Mamo, może mój mąż A przyjść do mnie w środę na randkę? Ale przecież A nie jest już twoim mężem. Oj mamo. To jest A.W. nie A.N. Poza tym E jest moją żoną!

Ale od początku…

Jak się okazało przychodzi taki dzień w życiu człowieka, że zaczyna myśleć o poważnych sprawach. Sprawy poważne mogą dotyczyć wielu rzeczy: rodzicielstwa, pracy, kredytu albo posiadania żony lub męża. Ów wiek na poważne sprawy, jak się okazało zaczyna się w okolicy piątego roku życia.

Mąż

Jakoś na początku września odbierałam moją prywatną dziecięcą osobę z przedszkola. Podczas spaceru do domu zwykle rozmawiamy sobie na różne tematy. Tematy jak wiadomo są narzucane z góry. I to nie ja je narzucam. Chciałabym. Owszem. Czasem nawet próbuję. Niestety zwykle ponoszę klęskę i podejmuję tematy łaskawie mi przedstawione.

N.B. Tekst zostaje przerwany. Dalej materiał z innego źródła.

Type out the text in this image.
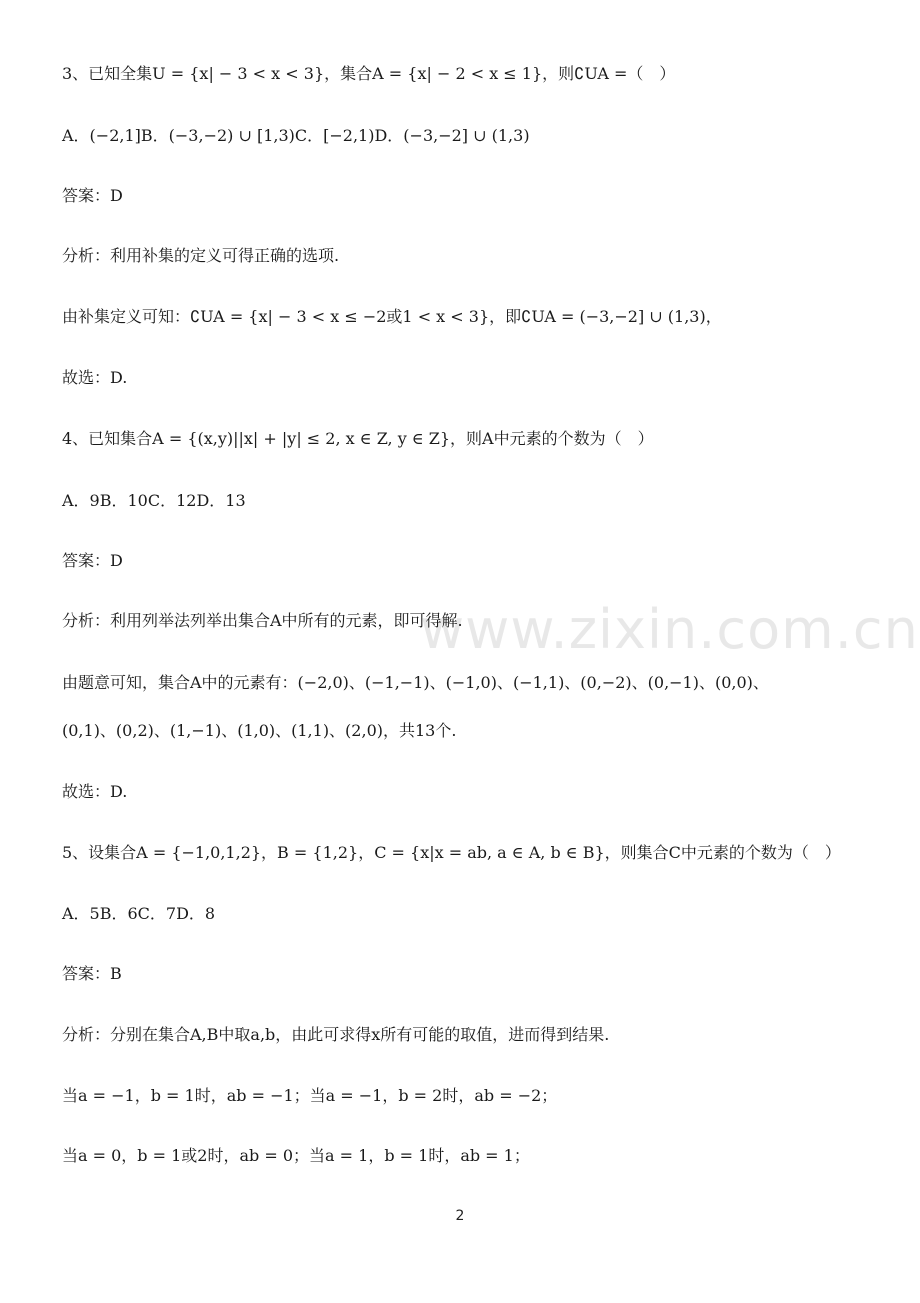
www.zixin.com.cn
3、已知全集U = {x| − 3 < x < 3}，集合A = {x| − 2 < x ≤ 1}，则∁UA =（　）
A．(−2,1]B．(−3,−2) ∪ [1,3)C．[−2,1)D．(−3,−2] ∪ (1,3)
答案：D
分析：利用补集的定义可得正确的选项.
由补集定义可知：∁UA = {x| − 3 < x ≤ −2或1 < x < 3}，即∁UA = (−3,−2] ∪ (1,3)，
故选：D.
4、已知集合A = {(x,y)||x| + |y| ≤ 2, x ∈ Z, y ∈ Z}，则A中元素的个数为（　）
A．9B．10C．12D．13
答案：D
分析：利用列举法列举出集合A中所有的元素，即可得解.
由题意可知，集合A中的元素有：(−2,0)、(−1,−1)、(−1,0)、(−1,1)、(0,−2)、(0,−1)、(0,0)、
(0,1)、(0,2)、(1,−1)、(1,0)、(1,1)、(2,0)，共13个.
故选：D.
5、设集合A = {−1,0,1,2}，B = {1,2}，C = {x|x = ab, a ∈ A, b ∈ B}，则集合C中元素的个数为（　）
A．5B．6C．7D．8
答案：B
分析：分别在集合A,B中取a,b，由此可求得x所有可能的取值，进而得到结果.
当a = −1，b = 1时，ab = −1；当a = −1，b = 2时，ab = −2；
当a = 0，b = 1或2时，ab = 0；当a = 1，b = 1时，ab = 1；
2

Owa dziecięca osoba ma zdecydowanie silną osobowość i kwesta narzucania tematu rozmowy jak i pouczania, decydowania za kogoś, posiadania zawsze racji – o tym innym razem – przychodzi jej z dużą łatwością. Zatem w drodze do domu, wśród potoku zdań padło takie oto stwierdzenie: Mamo, A nie jest już moim mężem.

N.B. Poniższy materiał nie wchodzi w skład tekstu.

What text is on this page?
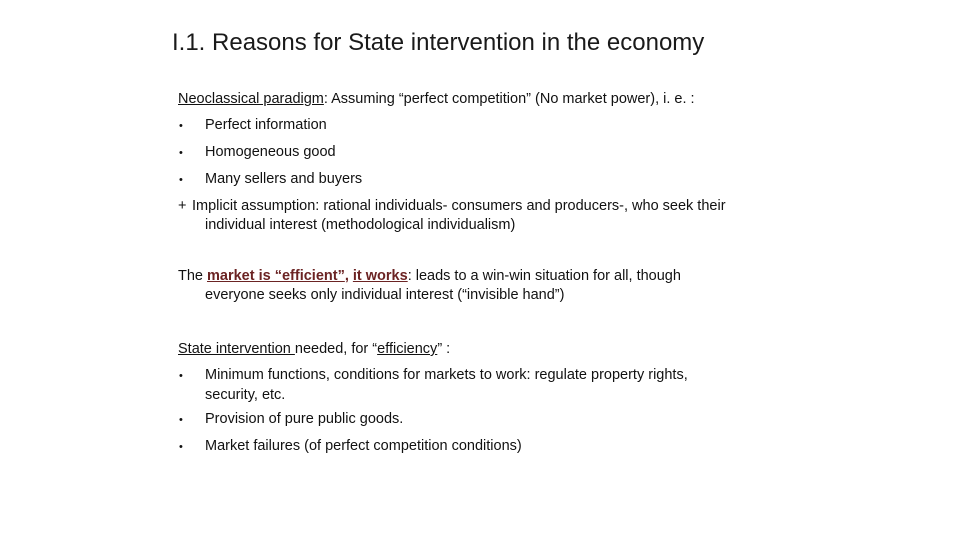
I.1. Reasons for State intervention in the economy
Neoclassical paradigm: Assuming “perfect competition” (No market power), i. e. :
• Perfect information
• Homogeneous good
• Many sellers and buyers
+ Implicit assumption: rational individuals- consumers and producers-, who seek their
individual interest (methodological individualism)
The market is “efficient”, it works: leads to a win-win situation for all, though
everyone seeks only individual interest (“invisible hand”)
State intervention needed, for “efficiency” :
• Minimum functions, conditions for markets to work: regulate property rights,
security, etc.
• Provision of pure public goods.
• Market failures (of perfect competition conditions)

Stanęłam. Chyba nawet zadławiłam się śliną. Taka wiadomość jest jak grom z jasnego nieba. Słyszałam, że liczba rozwodów w Polsce wzrasta, ale że moje dziecko, że już, że…

Jakiś wewnętrzny głos sprowadził mnie na ziemię. No dobra, były to raczej wyrzuty sumienia. Wstyd się przyznać, gdyż nie wiedziałam, że był JAKIKOLWIEK MĄŻ! A myślę sobie, że chciałabym wiedzieć. Niby nie moja sprawa. Nie mój mąż. Ok, ale ktoś jednak na ten ślub zgodę musiał wyrazić?!

I wyraził

Jakiś rok temu – obecnie były już maż mojej córki. I tak w tym momencie, moje matczyne serce zatrwożyło się, gdyż jaka matka nie wie o ślubie córki?! No chyba nie najlepsza – odezwał się głos w mojej głowie. Zdążyłam odbyć monolog wewnętrzny podszyty spora dozą poczucia winy spowodowanej zbyt małą ilością czasu poświęcanego dziecku memu niezwykłemu.

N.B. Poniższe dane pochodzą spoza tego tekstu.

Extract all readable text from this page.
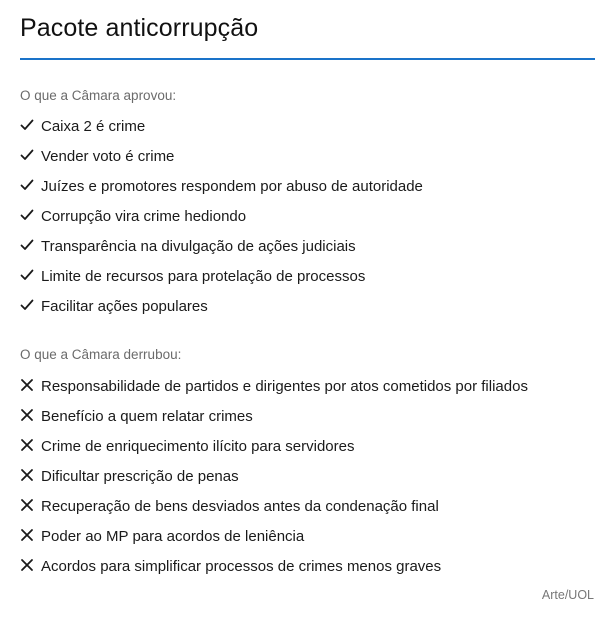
Pacote anticorrupção
O que a Câmara aprovou:
Caixa 2 é crime
Vender voto é crime
Juízes e promotores respondem por abuso de autoridade
Corrupção vira crime hediondo
Transparência na divulgação de ações judiciais
Limite de recursos para protelação de processos
Facilitar ações populares
O que a Câmara derrubou:
Responsabilidade de partidos e dirigentes por atos cometidos por filiados
Benefício a quem relatar crimes
Crime de enriquecimento ilícito para servidores
Dificultar prescrição de penas
Recuperação de bens desviados antes da condenação final
Poder ao MP para acordos de leniência
Acordos para simplificar processos de crimes menos graves
Arte/UOL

Skupiłam całą moją uwagę na córce. Chciałam poznać kulisy owego mariażu. Różne szczegóły i jak najwięcej o niemężu. Zalałam dziecko całą masą pytań: O, a jak się czujesz? Kto chciał się rozwieść? A wiedział, że jest twoim mężem (wbrew pozorom było, to uzasadnione pytanie)? Dużo dzieci w grupie ma męża/żonę? Zawsze chciałaś mieć męża? Czy może też żonę, bo wiesz, czasami można też mieć żonę? U nas w kraju legalnie nie można, ale są kraje gdzie dwie dziewczyny lub dwóch chłopaków może wziąć ślub jak się zakochają w sobie .

Mąż czy żona

Jakoś tak potoczyło się rozmowa, że przy okazji mogłam przypomnieć dziecku memu zaskakującemu o różnych modelach rodzin i związków. Idealna sytuacja, kiedy mogę w naturalny sposób wynikający z rozmowy dotknąć tematu związków partnerskich i różnorodności. Przypomnieć dziecku, że świat jest pełny ludzi, którzy mogą chcieć realizować swoje życie w inny sposób niż mówią o tym w przedszkolu.

Wiadomo, dziecko me jest genialne, na każdy temat mogę z nią porozmawiać, a przy okazji zagłuszę poczucie winy z przeoczonego małżeństwa. Tak więc mówię do niej – Ale może, kiedyś będziesz chciała mieć żonę zamiast męża? W sumie nie wiemy tego. Dziecko me przystanęło. Popatrzyło na mnie i rzekło: Ale z żoną to byłby kłopot z dziećmi.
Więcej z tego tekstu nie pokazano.